A thousand years ago, Song-dynasty China was the most advanced civilization in the world, India's Chola dynasty ruled the seas to Indonesia, and the Abbasid caliphate stretched from North Africa through Persia. In Asia it was a golden age. But in the West, we associate the medieval world with plagues, crusades, mercenaries, witches. And today we find ourselves again in a potentially long period of fear and uncertainty. Fear, however, can motivate innovation and progress. Inventions ranging from the cannon to the compass and even double-entry bookkeeping were developed during the Middle Ages. If we want to pull ourselves out of this new Middle Ages and into the next Renaissance, we need to similarly harness the turbulence of today to build a stable tomorrow. Perhaps a little fear of the future could help.
(Read: "Fierce and Friendly: China's Two Diplomatic Faces.")

No End to Crisis
Over several hundred years between the 11th and 15th centuries, the great Eurasian landmass was beset by conflict and crises: a papal schism, the Crusades, Mongol invasions and the Black Death. Today we have crises in spades. The plague has reappeared in the form of global pandemics like AIDS. The world is still recovering from the worst economic downturn in 80 years. Terrorism is unstoppable in the Middle East and South Asia, piracy has returned to Africa's coastlines, and the U.N. recently declared organized crime a "superpower." As was the case hundreds of years ago, our present disorder is not episodic but chronic. Believing that the world is safer because there is less terrorism this year than last is like believing that the global economy is healthy just because the stock market went up for a week.

Ours is an arbitrary world: billions today live unsure of whether their true masters are the equivalent of local feudal lords, elected but corrupt politicians or distant corporate executives. Asian and Arab sovereign wealth funds buy up Africa's cropland to hedge against their own food shortages while profiting from the sale of poor nations' precious food supplies.

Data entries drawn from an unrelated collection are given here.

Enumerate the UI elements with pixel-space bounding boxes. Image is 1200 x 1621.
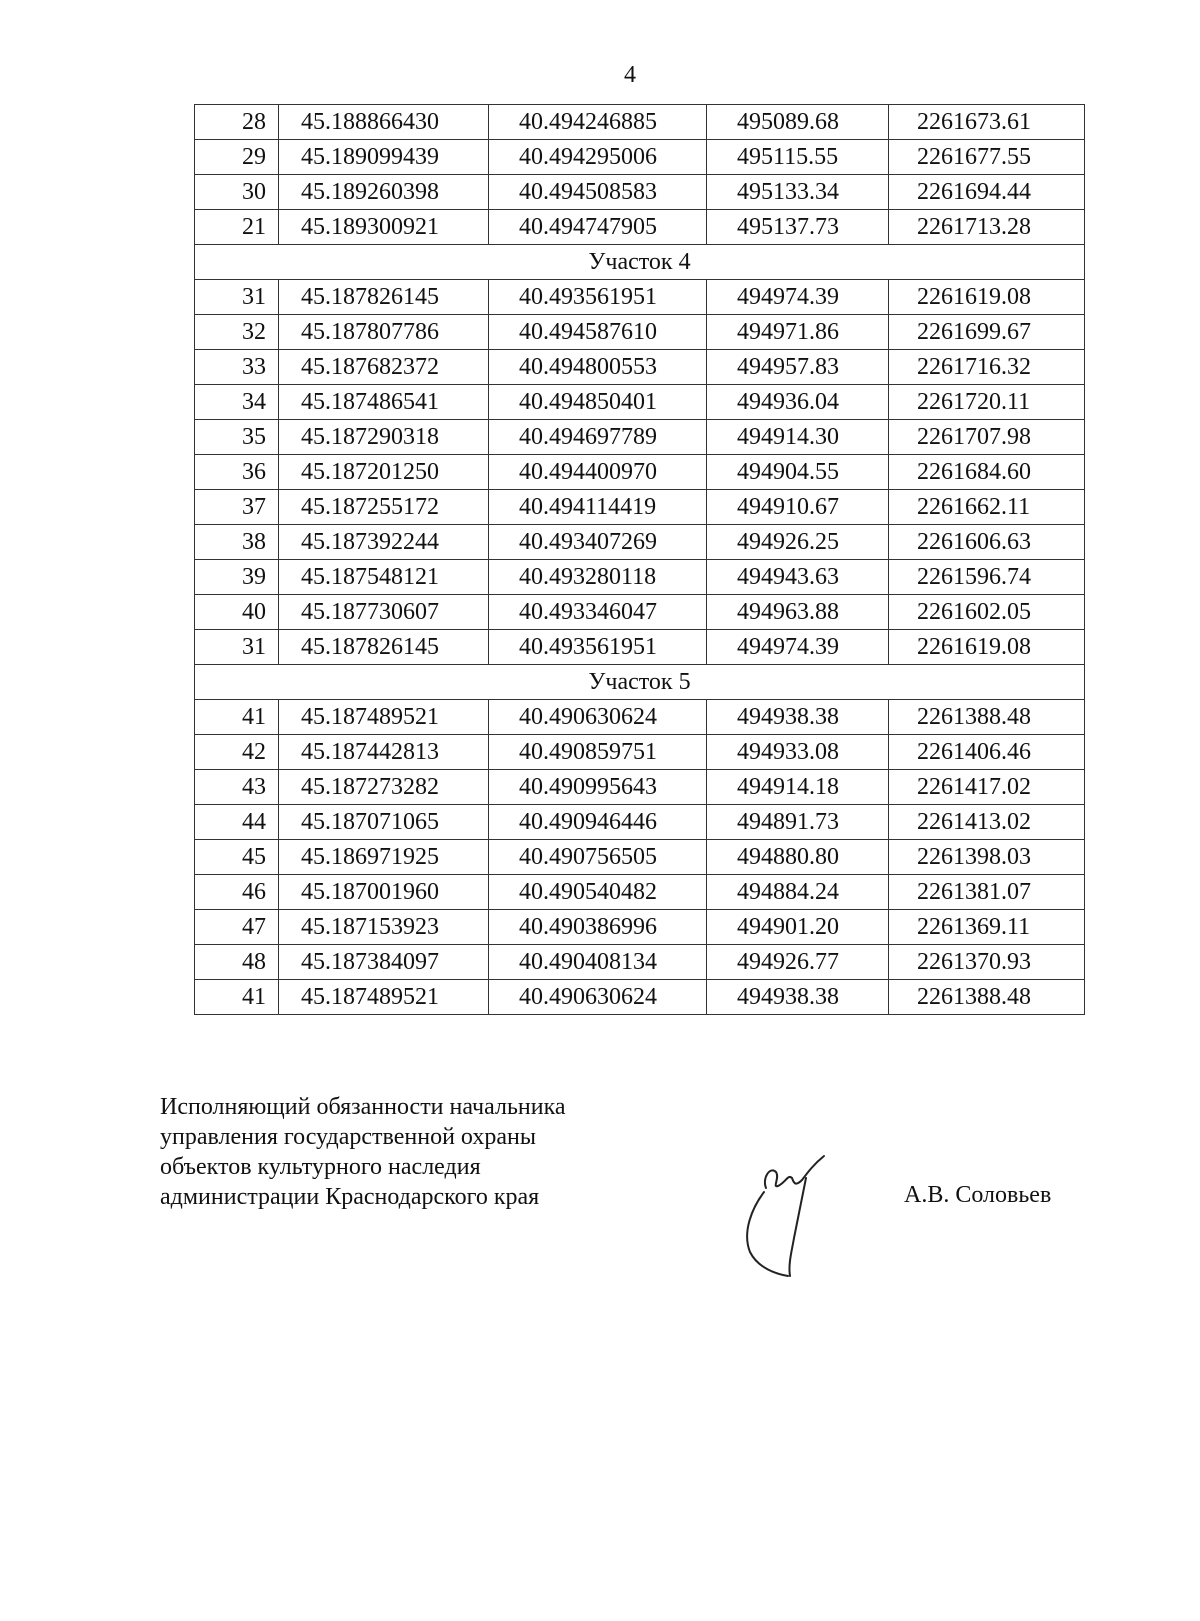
y-coordinate-cell: 2261662.11	[889, 490, 1085, 525]
latitude-cell: 45.187255172	[279, 490, 489, 525]
longitude-cell: 40.490630624	[489, 980, 707, 1015]
y-coordinate-cell: 2261713.28	[889, 210, 1085, 245]
table-row	[195, 175, 1085, 210]
latitude-cell: 45.187489521	[279, 700, 489, 735]
section-label: Участок 5	[195, 665, 1085, 700]
longitude-cell: 40.494114419	[489, 490, 707, 525]
signatory-name: А.В. Соловьев	[904, 1182, 1052, 1208]
table-row	[195, 560, 1085, 595]
table-row	[195, 630, 1085, 665]
longitude-cell: 40.493561951	[489, 630, 707, 665]
point-number-cell: 41	[195, 980, 279, 1015]
point-number-cell: 36	[195, 455, 279, 490]
point-number-cell: 46	[195, 875, 279, 910]
table-row	[195, 105, 1085, 140]
y-coordinate-cell: 2261720.11	[889, 385, 1085, 420]
x-coordinate-cell: 495089.68	[707, 105, 889, 140]
y-coordinate-cell: 2261606.63	[889, 525, 1085, 560]
longitude-cell: 40.490408134	[489, 945, 707, 980]
x-coordinate-cell: 494926.77	[707, 945, 889, 980]
latitude-cell: 45.187290318	[279, 420, 489, 455]
page-number: 4	[624, 62, 636, 88]
point-number-cell: 41	[195, 700, 279, 735]
y-coordinate-cell: 2261406.46	[889, 735, 1085, 770]
table-row	[195, 770, 1085, 805]
x-coordinate-cell: 494971.86	[707, 315, 889, 350]
signatory-position	[160, 1092, 566, 1212]
position-line: Исполняющий обязанности начальника	[160, 1094, 566, 1120]
point-number-cell: 38	[195, 525, 279, 560]
table-row	[195, 420, 1085, 455]
latitude-cell: 45.189260398	[279, 175, 489, 210]
y-coordinate-cell: 2261602.05	[889, 595, 1085, 630]
table-row	[195, 735, 1085, 770]
x-coordinate-cell: 494933.08	[707, 735, 889, 770]
position-line: объектов культурного наследия	[160, 1154, 481, 1180]
longitude-cell: 40.493280118	[489, 560, 707, 595]
y-coordinate-cell: 2261596.74	[889, 560, 1085, 595]
section-header-row	[195, 245, 1085, 280]
x-coordinate-cell: 494957.83	[707, 350, 889, 385]
point-number-cell: 31	[195, 630, 279, 665]
x-coordinate-cell: 495137.73	[707, 210, 889, 245]
handwritten-signature	[736, 1148, 846, 1283]
latitude-cell: 45.187489521	[279, 980, 489, 1015]
y-coordinate-cell: 2261370.93	[889, 945, 1085, 980]
point-number-cell: 45	[195, 840, 279, 875]
y-coordinate-cell: 2261684.60	[889, 455, 1085, 490]
point-number-cell: 32	[195, 315, 279, 350]
latitude-cell: 45.187682372	[279, 350, 489, 385]
longitude-cell: 40.490386996	[489, 910, 707, 945]
table-row	[195, 490, 1085, 525]
latitude-cell: 45.186971925	[279, 840, 489, 875]
longitude-cell: 40.493407269	[489, 525, 707, 560]
y-coordinate-cell: 2261699.67	[889, 315, 1085, 350]
latitude-cell: 45.187548121	[279, 560, 489, 595]
y-coordinate-cell: 2261673.61	[889, 105, 1085, 140]
point-number-cell: 31	[195, 280, 279, 315]
x-coordinate-cell: 495115.55	[707, 140, 889, 175]
latitude-cell: 45.187730607	[279, 595, 489, 630]
longitude-cell: 40.490946446	[489, 805, 707, 840]
x-coordinate-cell: 494910.67	[707, 490, 889, 525]
latitude-cell: 45.187442813	[279, 735, 489, 770]
latitude-cell: 45.187153923	[279, 910, 489, 945]
table-row	[195, 595, 1085, 630]
point-number-cell: 43	[195, 770, 279, 805]
x-coordinate-cell: 494926.25	[707, 525, 889, 560]
latitude-cell: 45.187071065	[279, 805, 489, 840]
table-row	[195, 280, 1085, 315]
latitude-cell: 45.187201250	[279, 455, 489, 490]
table-row	[195, 350, 1085, 385]
latitude-cell: 45.187273282	[279, 770, 489, 805]
table-row	[195, 980, 1085, 1015]
longitude-cell: 40.494508583	[489, 175, 707, 210]
latitude-cell: 45.187392244	[279, 525, 489, 560]
x-coordinate-cell: 494938.38	[707, 980, 889, 1015]
longitude-cell: 40.490540482	[489, 875, 707, 910]
latitude-cell: 45.187384097	[279, 945, 489, 980]
point-number-cell: 37	[195, 490, 279, 525]
longitude-cell: 40.494246885	[489, 105, 707, 140]
y-coordinate-cell: 2261677.55	[889, 140, 1085, 175]
y-coordinate-cell: 2261413.02	[889, 805, 1085, 840]
y-coordinate-cell: 2261398.03	[889, 840, 1085, 875]
y-coordinate-cell: 2261619.08	[889, 630, 1085, 665]
point-number-cell: 35	[195, 420, 279, 455]
y-coordinate-cell: 2261381.07	[889, 875, 1085, 910]
x-coordinate-cell: 494880.80	[707, 840, 889, 875]
x-coordinate-cell: 494901.20	[707, 910, 889, 945]
longitude-cell: 40.494747905	[489, 210, 707, 245]
coordinates-table	[194, 104, 1085, 1015]
longitude-cell: 40.493346047	[489, 595, 707, 630]
section-label: Участок 4	[195, 245, 1085, 280]
coordinates-table-body	[195, 105, 1085, 1015]
y-coordinate-cell: 2261707.98	[889, 420, 1085, 455]
x-coordinate-cell: 494914.30	[707, 420, 889, 455]
table-row	[195, 385, 1085, 420]
x-coordinate-cell: 494963.88	[707, 595, 889, 630]
table-row	[195, 910, 1085, 945]
x-coordinate-cell: 494943.63	[707, 560, 889, 595]
longitude-cell: 40.490756505	[489, 840, 707, 875]
x-coordinate-cell: 494884.24	[707, 875, 889, 910]
x-coordinate-cell: 494974.39	[707, 280, 889, 315]
latitude-cell: 45.187807786	[279, 315, 489, 350]
x-coordinate-cell: 494936.04	[707, 385, 889, 420]
longitude-cell: 40.490630624	[489, 700, 707, 735]
longitude-cell: 40.494400970	[489, 455, 707, 490]
y-coordinate-cell: 2261417.02	[889, 770, 1085, 805]
point-number-cell: 28	[195, 105, 279, 140]
x-coordinate-cell: 494914.18	[707, 770, 889, 805]
table-row	[195, 210, 1085, 245]
latitude-cell: 45.187001960	[279, 875, 489, 910]
latitude-cell: 45.189300921	[279, 210, 489, 245]
longitude-cell: 40.494295006	[489, 140, 707, 175]
latitude-cell: 45.187826145	[279, 630, 489, 665]
table-row	[195, 805, 1085, 840]
x-coordinate-cell: 495133.34	[707, 175, 889, 210]
y-coordinate-cell: 2261619.08	[889, 280, 1085, 315]
longitude-cell: 40.494587610	[489, 315, 707, 350]
latitude-cell: 45.187486541	[279, 385, 489, 420]
point-number-cell: 21	[195, 210, 279, 245]
latitude-cell: 45.188866430	[279, 105, 489, 140]
table-row	[195, 455, 1085, 490]
table-row	[195, 945, 1085, 980]
x-coordinate-cell: 494938.38	[707, 700, 889, 735]
position-line: управления государственной охраны	[160, 1124, 536, 1150]
point-number-cell: 29	[195, 140, 279, 175]
point-number-cell: 30	[195, 175, 279, 210]
table-row	[195, 315, 1085, 350]
point-number-cell: 42	[195, 735, 279, 770]
y-coordinate-cell: 2261369.11	[889, 910, 1085, 945]
table-row	[195, 840, 1085, 875]
table-row	[195, 525, 1085, 560]
point-number-cell: 48	[195, 945, 279, 980]
longitude-cell: 40.490859751	[489, 735, 707, 770]
y-coordinate-cell: 2261694.44	[889, 175, 1085, 210]
longitude-cell: 40.494800553	[489, 350, 707, 385]
latitude-cell: 45.189099439	[279, 140, 489, 175]
point-number-cell: 34	[195, 385, 279, 420]
point-number-cell: 33	[195, 350, 279, 385]
y-coordinate-cell: 2261716.32	[889, 350, 1085, 385]
point-number-cell: 40	[195, 595, 279, 630]
x-coordinate-cell: 494891.73	[707, 805, 889, 840]
point-number-cell: 44	[195, 805, 279, 840]
point-number-cell: 47	[195, 910, 279, 945]
latitude-cell: 45.187826145	[279, 280, 489, 315]
longitude-cell: 40.494850401	[489, 385, 707, 420]
longitude-cell: 40.493561951	[489, 280, 707, 315]
section-header-row	[195, 665, 1085, 700]
longitude-cell: 40.490995643	[489, 770, 707, 805]
point-number-cell: 39	[195, 560, 279, 595]
table-row	[195, 875, 1085, 910]
x-coordinate-cell: 494974.39	[707, 630, 889, 665]
longitude-cell: 40.494697789	[489, 420, 707, 455]
table-row	[195, 700, 1085, 735]
y-coordinate-cell: 2261388.48	[889, 700, 1085, 735]
x-coordinate-cell: 494904.55	[707, 455, 889, 490]
table-row	[195, 140, 1085, 175]
position-line: администрации Краснодарского края	[160, 1184, 540, 1210]
y-coordinate-cell: 2261388.48	[889, 980, 1085, 1015]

But two things are sure: who has the money makes the rules, and the rules will be different wherever you go. Instead of the U.N. leading a world of strong international law, our international institutions are more like Europe's Holy Roman Empire, to whom local powers simply paid lip service.
(See pictures of the global financial crisis.)

Just as in the Middle Ages, our world today is more a network of villages than it is a single one. Megacities such as Rio, Istanbul, Cairo, Mumbai, Nairobi and Manila teem with hundreds of thousands of urban squatters and have become worlds unto themselves that most residents never have the privilege of leaving. Still, those in their migrant underclass often live in functional, self-organizing ecosystems. Whether rich or poor, cities, more than nations, are the building blocks of global activity today.

The look of the entire postcolonial world is in the throes of change. Today the world is being fundamentally remapped in a process that is as violent as it is necessary. It took the Thirty Years' War from 1618 to 1648 for a fractured Europe to begin to codify a more predictable system of sovereign states. Now, from Congo and Sudan to Iraq and Pakistan, borders must be redrawn to correct for nonexistent or illegitimate governance and respect the aspirations of people to govern themselves. It could take decades for the growing list of failing states to be sorted out.